Она распахнула дверь и, не дожидаясь распоряжения главврача, крикнула:
— Нянечка! Ивановна! Несите белье и ванну готовьте!.. *
Вася стал жить в третьей палате — небольшой, на четыре койки, размещенной в боковушке, где находились еще операционная и перевязочная. Раз в неделю главврач, молодой, полный блондин, озабоченно проходил в сопровождении медсестер и помощников в операционную, и до самого вечера там что-то скрипело, лязгало, шипело, мимо палаты проезжала белая тележка — туда, потом обратно, потом снова туда и обратно. Иногда были неплановые операции, и тогда Вася просыпался от шелеста и голосов поздней ночью и долго не спал, слушая, как вполголоса переговариваются, выходя из операционной, врачи:
— Кетгута чуть хватило…
— Сосуд зафонтанировал…
Позже, собрав инструменты, выходили медсестры, и операционная сестра Наташа, зевая, говорила что-ни-будь вроде:
— Выгонит меня Юрка из дома… Ночью поднимайся…
А когда все затихало, Вася слушал, как скрипит за окном сосна.
Сосен вокруг больницы было много, но эта, коренастая и неуклюжая, взобралась на горку и стояла там независимо и гордо. Когда поднимался сиверко и внизу протяжно раскачивались рослые соседки, сосне доставалось больше всего: каждую ветку ее выгибало и выкручивало, верхушку мелко трясло, и казалось: ствол вот-вот переломится. Буйный колючий ветер несся по многокилометровой ленте Немана и, взвиваясь вверх из теснин, крутыми февральскими метелями закручивался на берегах, но косогор защищал больницу от ветра, и только в самые ненастные дни, когда небо опрокидывалось вниз, шаркали по окну змеистые снежные струи. И всегда — поднимался ли над сосной морозный, ясный молодик или со свистом проносилась туча — что-то либо тихо поскрипывало в ней, либо повизгивало надрывно. Может, то была какая-нибудь хворая, полуссеченная ветка, которая никак не хотела умирать и цеплялась изо всех сил за материнский ствол, а может, сосна неумолчным своим скрипом спорила с судьбой, как старая, ворчливая тетка, жалуясь и одновременно проклиная ее…

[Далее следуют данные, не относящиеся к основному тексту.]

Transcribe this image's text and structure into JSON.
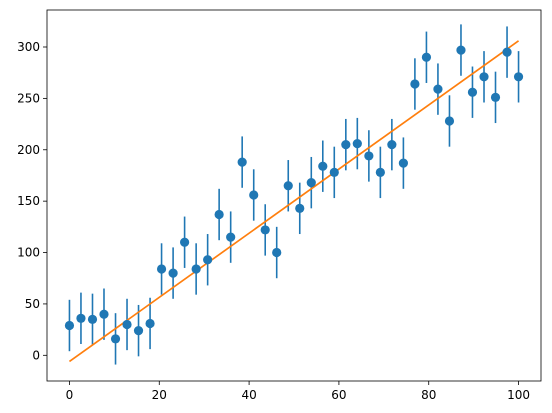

В такие ночи Васе хотелось встать, пойти к сосне и утешать ее, гладя корявый коричневый ствол. Он часто слышал, как больные утешали друг друга, жалуясь на свои еще более тяжелые, чем у собеседника, хвори, и потому, мысленно разговаривая с сосной, рассказывал ей, что скоро умрет, потому что от него отказались все доктора, а главврач, Томаш Кузьмич, держит его в больнице из жалости. Не раз уже, подставляя по утрам худую, вялую руку, перевязанную выше локтя резиновым жгутом, навстречу острой блестящей игле шприца, Вася говорил рассудительно:
— Чего на меня лекарства зря переводить? Все равно бесполезно!
— Много ты знаешь, шпингалет! — кричала на него медсестра Саша, напряженно ловя иглой еле заметную голубую жилочку. — Работай кулаком, ну!
Вася привык к тому, что взрослые, поступая в палату, сразу же начинают интересоваться им, что медсестры о чем-то шепчутся, когда он ковыляет мимо, а бабы из соседних палат частенько приносят ему гостинцы, жалеют, гладят по голове.
Вообще-то он был доволен своей жизнью; два месяца ученья в школе были для него сущей мукой: он никак не мог сосредоточиться, стеснялся и, когда его о чем-то спрашивали, тупо молчал. Дома тоже жилось несладко. Мать, не обращая внимания ни на синюшную его бледность, ни на припадки беспамятства — в сентябре и октябре, гнала его в школу, требовала хороших отметок. Не раз, возвращаясь домой, замечал он на столе недопитую бутылку и окурки, хотя знал, что мать не курит. В больницах же его жалели, и, когда после уколов в спину приходилось подолгу неподвижно лежать в постели, ему нравилось вызывать на лицах врачей напряженное, сосредоточенное выражение, как будто доктора решали с ним некую загадку. Все остальных в палате осматривали недолго, а возле не го — приезжал ли важный профессор или приходил главврач — останавливались надолго, даже садились на кровать, и подробно расспрашивали, и потом что-то поясняли окружающим, которые так же любопытно и настороженно оглядывали его, как и вновь поступающие больные.